# Basic preprocessing in natural language processing

A common NLP library in python is *spacy*. You might need to install it first via <code>pip install spacy</code>, or if you're running this in google colab, via <code>!pip install spacy</code>. First we import *spacy* and load the corpus, ie, the text database. 

In [1]:
# uncomment next line if you need to install spacy
#!pip install spacy

import spacy
nlp=spacy.load('en_core_web_sm') # a small corpus of English text

## Tokenisation

First step: split the text sample into tokens.

In [17]:
doc=nlp("I'm afraid of bears and can't stand their smell.")
[w.text for w in doc]

['I',
 "'m",
 'afraid',
 'of',
 'bears',
 'and',
 'ca',
 "n't",
 'stand',
 'their',
 'smell',
 '.']

What might seem weird: "'m" and "n't" have each become a token. That is because they do represent a part of the speech that is really separate from the word they're in. We see in the next step why treating them separately is a good idea.

## Lemmatisation

Lemmatisation transforms a token into its base form. "am" or "'m" becomes "be", "bears" becomes "bear" and so on. "I/you/she" etc becomes "-PRON-", a marker for "pronoun".

In [18]:
[w.lemma_ for w in doc]

['-PRON-',
 'be',
 'afraid',
 'of',
 'bear',
 'and',
 'can',
 'not',
 'stand',
 '-PRON-',
 'smell',
 '.']

## Stop words

Another common step consists in filtering out very common words, called stop words. Words such as "I", "the", "or" and so on appear in so many phrases that they do not carry much information. 

In [19]:
[w.lemma_ for w in doc if not w.is_stop]

['afraid', 'bear', 'stand', 'smell', '.']

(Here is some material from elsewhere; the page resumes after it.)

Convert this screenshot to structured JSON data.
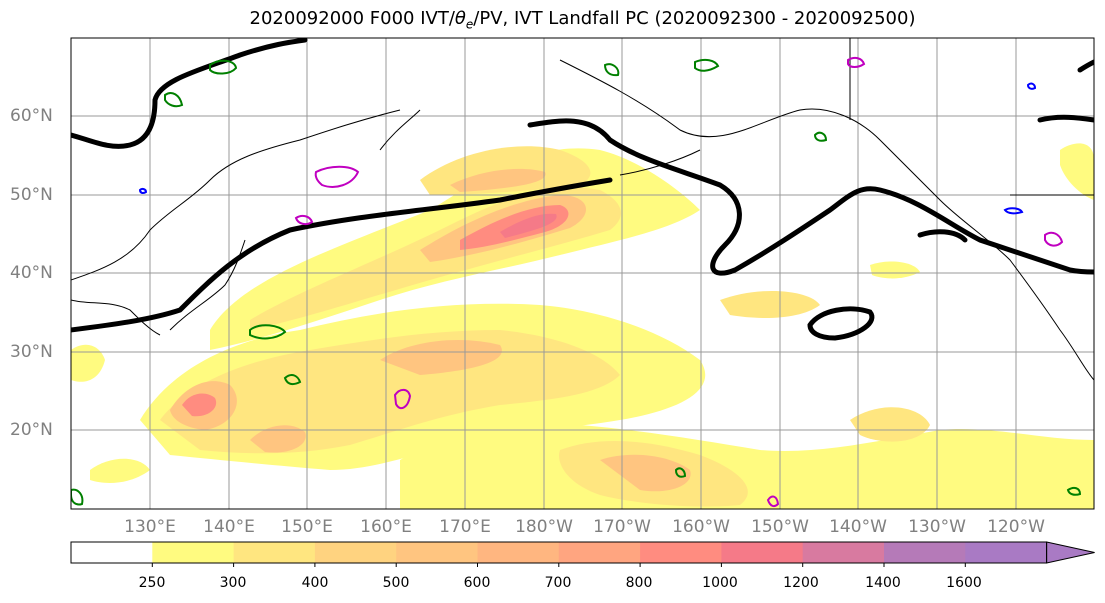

A word of warning: All these steps destroy information. If "am" and "was" collapse to "be", and if "they", "she" and "I" all become "-PRON-" then information is lost. Depending on the application this may be acceptable since, at the same time, we also gain something, namely a substantial reduction in vocabulary. In this sense, these preprocessing steps work as a dimension reduction method.